Bollicine Idea

Questa mattina, durante un incontro dove si parlava di futuri progetti e nuove idee, mi sono ricordata di respirare, di concentrarmi sul respiro e di smettere di pensare. E poco dopo è emersa una idea, e poi un’altra, e un’altra ancora. Alcune un po’ strampalate, altre un po’ più a fuoco, altre meritevoli di essere prese in considerazione.

E mi è apparsa l’immagine di una bollicina. Perché un’idea, a ben pensarci, è come una piccola bollicina d’aria in un bicchiere di acqua effervescente. Si forma nel fondo, non si sa come,
sembra quasi un evento magico. Nasce e comincia a salire per arrivare in superficie cosi da aprirsi e rilasciare nell’aria il suo carico di novità e freschezza.
Nel suo tragitto verso l’alto incontra altre bollicine come lei, le osserva e continua la sua salita felice e piena di speranza.

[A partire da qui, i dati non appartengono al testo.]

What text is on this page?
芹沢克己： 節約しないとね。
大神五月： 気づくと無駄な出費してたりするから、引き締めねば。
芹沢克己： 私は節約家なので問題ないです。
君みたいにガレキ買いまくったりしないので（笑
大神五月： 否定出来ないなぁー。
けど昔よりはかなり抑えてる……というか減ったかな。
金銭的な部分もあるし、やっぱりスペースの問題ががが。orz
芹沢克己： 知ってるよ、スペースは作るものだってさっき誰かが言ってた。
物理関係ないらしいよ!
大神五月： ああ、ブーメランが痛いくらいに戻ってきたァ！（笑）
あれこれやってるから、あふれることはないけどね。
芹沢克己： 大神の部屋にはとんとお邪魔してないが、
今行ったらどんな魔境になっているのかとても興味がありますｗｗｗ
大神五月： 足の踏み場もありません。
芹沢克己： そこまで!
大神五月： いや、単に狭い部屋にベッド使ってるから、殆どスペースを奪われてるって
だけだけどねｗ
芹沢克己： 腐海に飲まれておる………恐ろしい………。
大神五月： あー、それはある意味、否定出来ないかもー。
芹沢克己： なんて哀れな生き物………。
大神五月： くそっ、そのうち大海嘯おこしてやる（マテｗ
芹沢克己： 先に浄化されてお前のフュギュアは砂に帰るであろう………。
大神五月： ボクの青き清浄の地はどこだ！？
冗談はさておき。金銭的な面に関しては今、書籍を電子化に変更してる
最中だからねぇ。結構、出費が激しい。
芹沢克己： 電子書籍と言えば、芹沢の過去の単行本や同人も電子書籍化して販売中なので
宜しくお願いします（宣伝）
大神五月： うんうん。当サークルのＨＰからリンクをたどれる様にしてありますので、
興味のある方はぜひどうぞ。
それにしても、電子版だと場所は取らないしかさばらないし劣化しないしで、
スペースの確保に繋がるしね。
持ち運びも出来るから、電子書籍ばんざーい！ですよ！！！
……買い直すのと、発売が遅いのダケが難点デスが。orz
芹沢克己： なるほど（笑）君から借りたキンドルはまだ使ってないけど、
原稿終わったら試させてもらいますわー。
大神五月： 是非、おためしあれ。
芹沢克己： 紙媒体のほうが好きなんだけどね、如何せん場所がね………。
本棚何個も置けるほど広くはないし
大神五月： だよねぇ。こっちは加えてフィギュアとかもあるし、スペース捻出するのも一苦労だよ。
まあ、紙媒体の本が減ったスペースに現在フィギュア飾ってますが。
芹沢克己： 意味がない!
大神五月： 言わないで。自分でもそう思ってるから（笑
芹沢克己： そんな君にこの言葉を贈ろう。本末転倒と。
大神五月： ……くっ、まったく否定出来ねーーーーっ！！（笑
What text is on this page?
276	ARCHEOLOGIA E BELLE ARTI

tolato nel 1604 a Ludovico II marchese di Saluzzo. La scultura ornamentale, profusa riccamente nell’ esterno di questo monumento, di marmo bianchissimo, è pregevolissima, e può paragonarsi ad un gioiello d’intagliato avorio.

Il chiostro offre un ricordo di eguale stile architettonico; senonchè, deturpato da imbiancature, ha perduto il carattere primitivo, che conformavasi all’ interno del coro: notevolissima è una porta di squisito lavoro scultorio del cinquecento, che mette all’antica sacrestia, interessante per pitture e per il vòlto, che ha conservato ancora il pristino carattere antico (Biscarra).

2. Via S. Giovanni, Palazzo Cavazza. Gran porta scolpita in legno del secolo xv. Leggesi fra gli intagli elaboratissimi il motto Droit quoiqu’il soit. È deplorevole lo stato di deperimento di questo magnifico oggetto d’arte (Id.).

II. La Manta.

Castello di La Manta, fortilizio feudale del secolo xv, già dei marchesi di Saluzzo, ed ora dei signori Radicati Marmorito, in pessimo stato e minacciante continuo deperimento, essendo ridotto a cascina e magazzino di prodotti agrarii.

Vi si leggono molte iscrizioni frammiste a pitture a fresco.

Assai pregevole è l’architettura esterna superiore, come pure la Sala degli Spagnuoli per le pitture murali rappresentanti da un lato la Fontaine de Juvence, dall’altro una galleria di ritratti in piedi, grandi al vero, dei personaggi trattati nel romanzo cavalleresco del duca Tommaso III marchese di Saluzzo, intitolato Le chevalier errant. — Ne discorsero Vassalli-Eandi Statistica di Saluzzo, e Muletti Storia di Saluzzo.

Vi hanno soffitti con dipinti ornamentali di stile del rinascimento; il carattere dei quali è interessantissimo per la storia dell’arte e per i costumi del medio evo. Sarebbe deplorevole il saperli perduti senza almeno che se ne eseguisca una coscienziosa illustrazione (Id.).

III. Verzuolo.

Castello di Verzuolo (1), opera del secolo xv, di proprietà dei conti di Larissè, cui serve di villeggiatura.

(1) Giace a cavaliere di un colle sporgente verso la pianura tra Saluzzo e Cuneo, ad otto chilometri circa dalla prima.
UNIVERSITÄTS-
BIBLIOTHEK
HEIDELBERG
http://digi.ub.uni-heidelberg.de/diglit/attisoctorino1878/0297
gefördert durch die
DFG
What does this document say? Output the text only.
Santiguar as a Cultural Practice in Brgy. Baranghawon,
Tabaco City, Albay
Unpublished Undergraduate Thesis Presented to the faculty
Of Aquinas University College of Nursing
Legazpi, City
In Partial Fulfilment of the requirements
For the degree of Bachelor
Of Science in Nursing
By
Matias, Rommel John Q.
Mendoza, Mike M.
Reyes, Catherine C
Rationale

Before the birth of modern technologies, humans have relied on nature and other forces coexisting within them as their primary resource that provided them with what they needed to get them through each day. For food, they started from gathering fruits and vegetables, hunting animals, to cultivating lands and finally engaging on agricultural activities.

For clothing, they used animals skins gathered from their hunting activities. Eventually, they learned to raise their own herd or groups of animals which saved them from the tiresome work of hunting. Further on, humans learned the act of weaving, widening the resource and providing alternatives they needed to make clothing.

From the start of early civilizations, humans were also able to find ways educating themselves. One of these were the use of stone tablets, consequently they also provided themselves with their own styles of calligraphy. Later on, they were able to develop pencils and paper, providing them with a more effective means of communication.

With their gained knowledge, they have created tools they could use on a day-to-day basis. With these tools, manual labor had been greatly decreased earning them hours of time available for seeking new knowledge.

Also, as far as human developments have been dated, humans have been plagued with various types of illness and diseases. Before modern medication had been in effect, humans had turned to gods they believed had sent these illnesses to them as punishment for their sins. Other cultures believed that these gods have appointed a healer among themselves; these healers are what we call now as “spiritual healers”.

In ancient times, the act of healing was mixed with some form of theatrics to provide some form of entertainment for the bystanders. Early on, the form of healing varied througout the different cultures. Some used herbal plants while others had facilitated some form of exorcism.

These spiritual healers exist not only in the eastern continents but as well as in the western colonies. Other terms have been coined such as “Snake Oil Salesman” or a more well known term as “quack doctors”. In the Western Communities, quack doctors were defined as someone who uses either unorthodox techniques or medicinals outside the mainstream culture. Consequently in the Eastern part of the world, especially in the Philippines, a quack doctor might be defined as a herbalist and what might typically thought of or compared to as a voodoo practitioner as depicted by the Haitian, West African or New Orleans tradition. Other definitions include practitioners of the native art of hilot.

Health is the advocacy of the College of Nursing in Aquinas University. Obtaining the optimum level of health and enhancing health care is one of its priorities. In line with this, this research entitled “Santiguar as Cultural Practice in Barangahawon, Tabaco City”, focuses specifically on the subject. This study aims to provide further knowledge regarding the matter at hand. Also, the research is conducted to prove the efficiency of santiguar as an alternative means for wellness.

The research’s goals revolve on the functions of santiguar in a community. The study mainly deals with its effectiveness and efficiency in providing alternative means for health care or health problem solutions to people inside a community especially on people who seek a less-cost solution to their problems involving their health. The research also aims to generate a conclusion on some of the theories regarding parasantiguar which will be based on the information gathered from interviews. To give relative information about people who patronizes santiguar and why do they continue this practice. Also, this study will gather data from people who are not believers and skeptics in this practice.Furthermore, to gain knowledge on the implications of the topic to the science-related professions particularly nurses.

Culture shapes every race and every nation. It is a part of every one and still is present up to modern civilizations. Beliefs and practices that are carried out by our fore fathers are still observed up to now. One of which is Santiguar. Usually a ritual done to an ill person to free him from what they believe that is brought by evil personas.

Ma se la superficie è ricoperta di di tante bolle grandi e piccole, che se ne stanno lì, immobili ad occupare tutto lo spazio, la bollicina non riesce a trovare il modo per salire. Può provare, spingere un po’, cercare un pertugio ma tutto lo spazio è ostruito dalle grandi bolle. E allora lei si spegne, senza poter portare il suo piccolo grande regalo al mondo.

Le idee sono come la nostra bollicina. Si formano dentro di noi, non sappiamo come, un piccolo lampo, un collegamento tra sinapsi e iniziano la loro corsa verso il nostro stato di coscienza.
Salgono, contente e felici di poter contribuire al risolvere un problema, a trovare la soluzione ad un dilemma, a proporre una nuova via. Ma se trovano una mente piena, occupata da pensieri, dalle preoccupazioni per le cose da fare domani, dagli sviaggi su quello che ci ha detto il collega ieri o dall’ansia che ci sta salendo per quel colloquio che dovremo fare la settimana prossima, le idee rimarranno bloccate e, come la nostra bollicina, svaniranno all’interno della nostra mente senza che noi ne abbiamo contezza. E quindi addio alla possibile nuova soluzione, alla nuova via e il problema che non ci fa dormire da giorni ce lo teniamo così com’è.

È per questo che dobbiamo coltivare una mente dove le bolle non ristagnano sulla superficie per giorni, dove arrivano e vanno e c’e un bel vento ascensionale che le porta in superficie e le fa scoppiare, portando alla nostra coscienza idee grandi e piccole, anche piccolissime ma che molte volte si rivelano le più preziose.

Noi siamo mai bloccati in un problema, dobbiamo solo far emergere le nostre idee, anche quelle stravaganti e inusuali, che ci permettono di alimentare altre idee e trovare soluzioni. Basta solo respirare e allenarci a creare uno spazio nella nostra mente dove si possano formare e arrivare fino a noi. Non è essere creativi, è solo un esercizio che possiamo fare tutti e che ci permette di accedere alla parte più libera e creativa del nostro essere, il vero noi.

E ricordarci della nostra piccola bollicina che sta cercando di salire.